You're viewing version 2.18 of the OpenSearch documentation. This version is no longer maintained. For the latest version, see the current documentation. For information about OpenSearch version maintenance, see Release Schedule and Maintenance Policy.
KStem token filter
The kstem
token filter is a stemming filter used to reduce words to their root forms. The filter is a lightweight algorithmic stemmer designed for the English language that performs the following stemming operations:
- Reduces plurals to their singular form.
- Converts different verb tenses to their base form.

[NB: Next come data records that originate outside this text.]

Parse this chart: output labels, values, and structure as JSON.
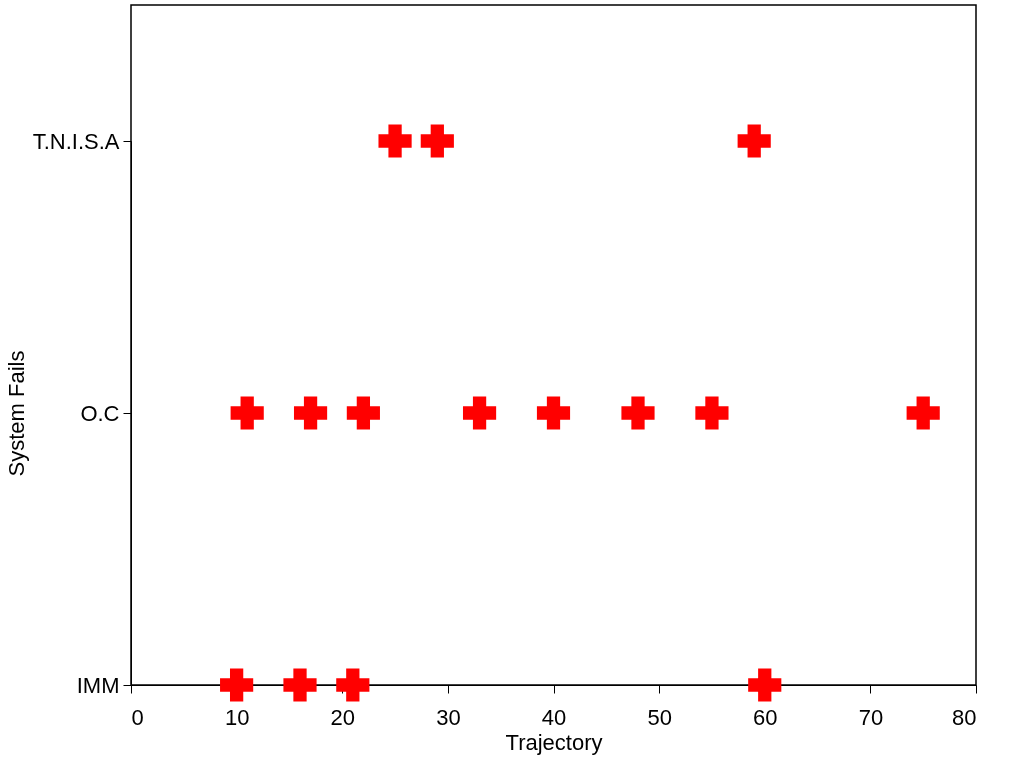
{
  "chart_data": {
    "type": "scatter",
    "orientation": "horizontal",
    "xlabel": "Trajectory",
    "ylabel": "System Fails",
    "categories": [
      "T.N.I.S.A",
      "O.C",
      "IMM"
    ],
    "series": [
      {
        "color": "#ff0000",
        "values": [
          25,
          11,
          10
        ]
      },
      {
        "color": "#ff0000",
        "values": [
          29,
          17,
          16
        ]
      },
      {
        "color": "#ff0000",
        "values": [
          59,
          22,
          21
        ]
      },
      {
        "color": "#ff0000",
        "values": [
          null,
          33,
          60
        ]
      },
      {
        "color": "#ff0000",
        "values": [
          null,
          40,
          null
        ]
      },
      {
        "color": "#ff0000",
        "values": [
          null,
          48,
          null
        ]
      },
      {
        "color": "#ff0000",
        "values": [
          null,
          55,
          null
        ]
      },
      {
        "color": "#ff0000",
        "values": [
          null,
          75,
          null
        ]
      }
    ],
    "xlim": [
      0,
      80
    ],
    "xticks": [
      0,
      10,
      20,
      30,
      40,
      50,
      60,
      70,
      80
    ],
    "marker": "cross",
    "grid": false
  }
}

- Removes common derivational endings, such as “-ing” or “-ed”.
The kstem
token filter is equivalent to the a stemmer
filter configured with a light_english
language. It provides a more conservative stemming compared to other stemming filters like porter_stem
.
The kstem
token filter is based on the Lucene KStemFilter. For more information, see the Lucene documentation.
Example
The following example request creates a new index named my_kstem_index
and configures an analyzer with a kstem
filter:
PUT /my_kstem_index
{
"settings": {
"analysis": {
"filter": {
"kstem_filter": {
"type": "kstem"
}
},
"analyzer": {
"my_kstem_analyzer": {
"type": "custom",
"tokenizer": "standard",
"filter": [
"lowercase",
"kstem_filter"
]
}
}
}
},
"mappings": {
"properties": {
"content": {
"type": "text",
"analyzer": "my_kstem_analyzer"
}
}
}
}
Generated tokens
Use the following request to examine the tokens generated using the analyzer:
POST /my_kstem_index/_analyze
{
"analyzer": "my_kstem_analyzer",
"text": "stops stopped"
}
The response contains the generated tokens:
{
"tokens": [
{
"token": "stop",
"start_offset": 0,
"end_offset": 5,
"type": "<ALPHANUM>",
"position": 0
},
{
"token": "stop",
"start_offset": 6,
"end_offset": 13,
"type": "<ALPHANUM>",
"position": 1
}
]
}